What good is virtual freedom if you get frustrated because [No. 5] does not understand what you are trying to say. I will read the rest of your posts.

Virtual Freedom is a inestimable state whereby I am virtually happy and harmless and I go to bed at night time having had a perfect day and knowing I will have a perfect day tomorrow. Any issues or situations that do arise to disturb my happiness and harmlessness are easily dealt with and I then quickly get back on the wide and wondrous path. The reason I wrote to you was that one of those situations arose and I wanted to discuss it on the mailing list. Having nothing to hide or want to keep secret is another of the estimable qualities of Virtual Freedom, as is the honest acknowledgement that I am not yet living an actual freedom, as evidenced by the experience of a PCE. The difference is as thin as a cigarette paper but ‘t is a world of difference. Of course, unless one can be virtually free of malice and sorrow – the best one can be while remaining a ‘self’ – then Actual Freedom will remain forever a nice theory, something that has miraculously happened to someone else, or something that is not possible for me.

Well Peter, there’s not much more for me to say, you are in control of your dream. You too have the ability to allow contentment, peace of mind when you are doing whatever it is you do. You can even allow the world to be worldly... all the options still exist, but an option is not the same as a promise. Options come with personal responsibility.

Firstly, I do not dream any more, nor do I have any need to as the actual sensate experience of being here in the actual world far exceeds my wildest dreams anyway. Secondly, I don’t allow contentment or peace of mind, it is my on-going experience 24hrs. a day, and I get to do pleasurable things like eat superbly tasting food, enjoy delicious sex whenever I want, watch TV, type letters, etc. The options I exercise, apart from doing what is sensible, is usually around where to eat lunch and when to have sex. Apart from these few I find myself fully occupied in doing whatever I am doing at this moment. Living fully is an activity that involves me to such an extent that there is simply no room for any ‘self’-centred thoughts, feelings, or instinctual emotional responses.

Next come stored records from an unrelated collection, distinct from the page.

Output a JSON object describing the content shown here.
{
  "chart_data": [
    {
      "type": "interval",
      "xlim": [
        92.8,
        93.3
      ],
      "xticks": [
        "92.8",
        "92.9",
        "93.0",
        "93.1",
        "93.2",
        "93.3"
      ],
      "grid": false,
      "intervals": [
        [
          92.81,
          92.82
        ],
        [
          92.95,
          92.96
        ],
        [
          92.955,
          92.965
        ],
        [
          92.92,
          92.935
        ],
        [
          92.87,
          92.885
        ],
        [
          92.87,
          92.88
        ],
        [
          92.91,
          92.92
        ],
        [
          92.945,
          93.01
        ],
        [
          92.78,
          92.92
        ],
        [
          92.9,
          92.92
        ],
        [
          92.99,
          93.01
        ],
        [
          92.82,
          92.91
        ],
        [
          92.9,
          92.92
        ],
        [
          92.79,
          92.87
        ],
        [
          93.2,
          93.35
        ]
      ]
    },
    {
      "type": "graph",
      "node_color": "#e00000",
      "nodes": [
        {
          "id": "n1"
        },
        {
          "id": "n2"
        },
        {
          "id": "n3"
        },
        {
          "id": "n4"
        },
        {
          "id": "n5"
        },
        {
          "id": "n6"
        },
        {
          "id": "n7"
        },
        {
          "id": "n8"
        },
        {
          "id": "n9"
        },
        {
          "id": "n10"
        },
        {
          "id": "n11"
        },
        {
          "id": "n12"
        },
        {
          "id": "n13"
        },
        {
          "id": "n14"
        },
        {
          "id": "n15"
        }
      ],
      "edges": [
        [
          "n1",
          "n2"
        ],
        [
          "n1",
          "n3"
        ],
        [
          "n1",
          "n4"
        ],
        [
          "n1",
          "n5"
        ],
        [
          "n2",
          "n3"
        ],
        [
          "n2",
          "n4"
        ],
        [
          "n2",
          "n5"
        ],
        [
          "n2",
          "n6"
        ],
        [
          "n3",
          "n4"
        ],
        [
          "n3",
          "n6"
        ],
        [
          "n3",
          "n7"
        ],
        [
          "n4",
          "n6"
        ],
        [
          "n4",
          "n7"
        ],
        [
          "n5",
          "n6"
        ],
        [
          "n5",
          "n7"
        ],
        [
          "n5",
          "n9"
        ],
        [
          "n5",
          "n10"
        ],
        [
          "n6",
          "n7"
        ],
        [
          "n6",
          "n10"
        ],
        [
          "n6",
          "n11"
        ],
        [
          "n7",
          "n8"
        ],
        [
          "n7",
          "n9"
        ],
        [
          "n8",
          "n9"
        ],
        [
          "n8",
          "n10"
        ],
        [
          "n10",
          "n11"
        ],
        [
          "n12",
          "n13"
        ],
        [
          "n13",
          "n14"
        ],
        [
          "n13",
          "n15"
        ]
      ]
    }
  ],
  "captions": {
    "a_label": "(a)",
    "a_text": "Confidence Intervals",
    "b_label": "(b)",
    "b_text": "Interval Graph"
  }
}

Option implies choice, and yes I certainly exercise choice based firmly on what is silly and what is sensible, what is a fact and what is merely a belief, what works and what doesn’t work. It takes the angst, doubt and fear out of choice and is magically freeing. I don’t even have to ‘feel’ responsible any more given that I am no longer malicious (hence no guilt, shame or repentance arise) nor am I sorrowful (hence no sadness, compassion or resentment arise)

Look, all I am saying is that the facts, the results, don’t stack up with the beliefs and hopes.

What I now live as an actuality 24 hrs. a day, every day, no matter what I am doing, or not doing, far exceeds anything that I have experienced or know is possible to achieve through meditation. I live in the actual physical world and nothing churns in my head or heart. There is direct sensate experiencing that is magical, fairy-tale like, perfect and pure. Colours are vivid, hearing is multi-layered, tastes are sensational, touch is exquisite, interactions with people are invariably delightful, events are serendipitous. The brain is capable of astounding clarity, I can communicate directly with others and reflect on my actions and thoughts. An innocence is readily apparent that has only been wished for before in humans and is beyond my wildest dreams.

This is far superior to Enlightenment. This way you get all of the benefits of Enlightenment and none of the down-sides such as power, delusion, being a Saviour of others, having to spread the message, having disciples follow you, celibacy, ... to name a few.

But you can’t get that by clinging on to any beliefs at all – we are, after all, talking about an actual freedom, a freedom from all the Ancient Wisdom. That appears to be the tough bit, but it is only fear that stops us trying anything new.